Enerji konusuna devam edelim. Türk Devletleri Teşkilatı’nın gözlemci üyesi olarak, AB Konseyi başkanlığınızın bu iki bölge arasında bir köprü olmak açısından çok önemli olduğunu biliyorum. Türkmenistan ve Kazakistan çok istekli, aslında AB de bu iki ülkeden enerji satın almak için çok istekli. AB’nin bu bölgeye yatırım yapması beklenen milyarlarca dolarlık altyapı projeleri var. Bu konuda en son gelişmeler ve rakamlar nedir?

Türk bölgesi, Kafkasya ya da Orta Asya bölgesine gelince, bu bölgeleri gelecekteki enerji tedariki için olası kaynaklar olarak değerlendiriyoruz. Yenilenebilir enerji kaynaklarından elektrik sağlayacak ve Azerbaycan ile Gürcistan’dan Romanya üzerinden Macaristan’a elektrik taşınmasını içeren “Yeşil Orta Koridor” projesinin başarılı olmasını kesinlikle bekliyoruz. Ayrıca, Azerbaycan’dan gelen gazın ulusal enerji karışımımızda daha büyük bir rol oynamasını bekliyoruz. Bunun için en büyük darboğaz, Güneydoğu Avrupa boru hattı ağının kapasitesidir. Ancak umuyoruz ki kapasiteyi artırarak, Azerbaycan’dan gelen gazın ve Türkiye’den gelen gazın ulusal enerji karışımımızdaki rolünü artırabiliriz. 

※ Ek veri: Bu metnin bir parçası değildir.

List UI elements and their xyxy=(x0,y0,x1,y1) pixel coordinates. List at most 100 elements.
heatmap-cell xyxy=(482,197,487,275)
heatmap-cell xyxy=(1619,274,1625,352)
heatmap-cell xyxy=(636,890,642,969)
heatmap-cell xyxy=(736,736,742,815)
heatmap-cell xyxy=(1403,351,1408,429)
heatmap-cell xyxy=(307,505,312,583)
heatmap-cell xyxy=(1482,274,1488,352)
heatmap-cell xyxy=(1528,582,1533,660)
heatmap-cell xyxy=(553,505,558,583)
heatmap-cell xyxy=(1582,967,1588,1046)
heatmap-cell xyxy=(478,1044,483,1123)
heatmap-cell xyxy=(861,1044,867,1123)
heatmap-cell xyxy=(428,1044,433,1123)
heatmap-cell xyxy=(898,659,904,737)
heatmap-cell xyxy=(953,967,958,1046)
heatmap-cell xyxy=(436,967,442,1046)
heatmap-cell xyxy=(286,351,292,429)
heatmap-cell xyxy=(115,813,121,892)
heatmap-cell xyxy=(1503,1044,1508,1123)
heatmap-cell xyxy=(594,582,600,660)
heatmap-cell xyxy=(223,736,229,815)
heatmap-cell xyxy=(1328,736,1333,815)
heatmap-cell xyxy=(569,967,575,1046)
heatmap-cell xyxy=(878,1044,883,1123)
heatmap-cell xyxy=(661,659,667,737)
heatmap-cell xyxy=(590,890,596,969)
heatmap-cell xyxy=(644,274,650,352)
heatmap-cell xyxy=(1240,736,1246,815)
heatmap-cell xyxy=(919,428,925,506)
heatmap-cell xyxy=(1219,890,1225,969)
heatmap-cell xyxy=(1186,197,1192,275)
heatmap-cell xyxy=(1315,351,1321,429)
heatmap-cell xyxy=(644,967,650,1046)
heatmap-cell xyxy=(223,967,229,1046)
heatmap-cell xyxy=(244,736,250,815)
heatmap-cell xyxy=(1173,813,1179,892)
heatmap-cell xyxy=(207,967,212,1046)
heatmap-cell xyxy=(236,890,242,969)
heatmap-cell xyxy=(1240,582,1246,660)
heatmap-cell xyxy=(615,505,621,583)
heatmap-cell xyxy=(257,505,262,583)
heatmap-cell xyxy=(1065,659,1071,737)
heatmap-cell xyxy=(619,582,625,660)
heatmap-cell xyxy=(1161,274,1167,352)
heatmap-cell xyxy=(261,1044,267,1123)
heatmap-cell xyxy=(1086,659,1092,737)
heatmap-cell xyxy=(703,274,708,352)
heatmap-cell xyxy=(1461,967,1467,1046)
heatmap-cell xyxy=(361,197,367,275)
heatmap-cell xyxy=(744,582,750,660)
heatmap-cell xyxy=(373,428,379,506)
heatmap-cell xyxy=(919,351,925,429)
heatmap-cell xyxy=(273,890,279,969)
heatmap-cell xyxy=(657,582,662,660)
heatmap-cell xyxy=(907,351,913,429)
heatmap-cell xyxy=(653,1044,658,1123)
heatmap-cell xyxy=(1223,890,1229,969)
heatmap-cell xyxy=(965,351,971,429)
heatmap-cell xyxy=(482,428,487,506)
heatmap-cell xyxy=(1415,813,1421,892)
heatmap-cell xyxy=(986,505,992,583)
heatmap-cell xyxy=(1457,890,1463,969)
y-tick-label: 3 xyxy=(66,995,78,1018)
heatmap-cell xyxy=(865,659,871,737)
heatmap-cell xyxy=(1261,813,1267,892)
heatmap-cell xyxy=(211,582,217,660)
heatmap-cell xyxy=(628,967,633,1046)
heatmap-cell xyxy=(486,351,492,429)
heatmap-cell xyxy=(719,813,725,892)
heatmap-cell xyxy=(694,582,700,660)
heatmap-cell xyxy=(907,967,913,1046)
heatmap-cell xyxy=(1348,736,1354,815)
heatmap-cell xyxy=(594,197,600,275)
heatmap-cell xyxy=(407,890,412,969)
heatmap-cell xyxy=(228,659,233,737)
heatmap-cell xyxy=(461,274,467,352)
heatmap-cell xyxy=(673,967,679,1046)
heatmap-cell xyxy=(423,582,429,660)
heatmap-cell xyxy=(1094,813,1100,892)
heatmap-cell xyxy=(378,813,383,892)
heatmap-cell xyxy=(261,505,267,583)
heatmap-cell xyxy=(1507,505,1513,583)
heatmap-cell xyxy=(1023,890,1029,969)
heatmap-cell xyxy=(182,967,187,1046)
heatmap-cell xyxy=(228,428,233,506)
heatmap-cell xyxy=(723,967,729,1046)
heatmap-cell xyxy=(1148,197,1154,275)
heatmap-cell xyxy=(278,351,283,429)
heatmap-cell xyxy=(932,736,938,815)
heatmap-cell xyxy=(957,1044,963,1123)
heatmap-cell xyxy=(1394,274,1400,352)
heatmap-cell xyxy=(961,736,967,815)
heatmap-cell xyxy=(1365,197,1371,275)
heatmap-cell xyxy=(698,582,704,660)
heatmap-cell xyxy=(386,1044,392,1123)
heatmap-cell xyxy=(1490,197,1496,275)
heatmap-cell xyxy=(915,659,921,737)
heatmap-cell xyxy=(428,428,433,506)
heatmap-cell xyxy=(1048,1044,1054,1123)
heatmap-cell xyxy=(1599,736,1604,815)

Orta Koridor, kuzey rotası şu anda kullanılamadığı için çok daha fazla önem kazandı. Başka bir gelişme; Biden yönetiminin, görev süresinin bitiminden hemen önce Ukrayna’ya Rusya’ya karşı ABD füzeleri kullanma izni vermesi oldu. Rus lider Putin, “Hiçbir şey karşılıksız kalmayacak” dedi. Yakın geleceği nasıl görüyorsunuz?

Bu gerçekten çok tehlikeli. Bu durum, kesinlikle Orta Avrupa’daki insanların çıkarlarına aykırıdır. Bu durum, kesinlikle Amerikan halkının iradesine de aykırıdır, çünkü Amerikan halkı farklı bir yönetim seçti. Barış yanlısı bir başkan seçtiler. Bu nedenle, mevcut Amerikan yönetiminin yaptıklarının gerçekten tehlikeli olduğunu düşünüyorum. Bu tür adımlar, bir tırmanışa yol açabilir ve umuyoruz ki 20 Ocak’a kadar tırmanıştan bir şekilde kaçınabiliriz. Sonra, Başkan Trump göreve geldiğinde, umarım hâlâ barışı sağlama şansı olur. Mevcut Demokrat yönetimin Ocak ayında barışı tamamen imkânsız hale getirmeyeceğini umuyorum.

Son sorum: İstanbul Enerji Forumu hakkındaki görüşleriniz nedir? Burada gündeminiz neydi ve Macaristan, Türkiye ve diğer ikili görüşmeler yaptığınız muhataplar için beklenen sonuçlar nelerdir?

Şu anki en kısa vadeli görevimiz, ABD yönetiminin Gazprom Bank’ı yaptırım listesine alma kararıyla ortaya çıkan zorlukların üstesinden gelmek. Çünkü bölgemizdeki birçok ülke gibi biz de gaz ödemelerini Gazprom Bank hesaplarına yapıyoruz. Bu nedenle burada bir araya geldik ve bu zorluğun üstesinden nasıl gelineceğini bulmaya çalışıyoruz. Eminim ki bir araya geldiğimiz için bunu aşmanın ve gelecekte de arz güvenliğini sağlamanın bir yolunu bulacağız.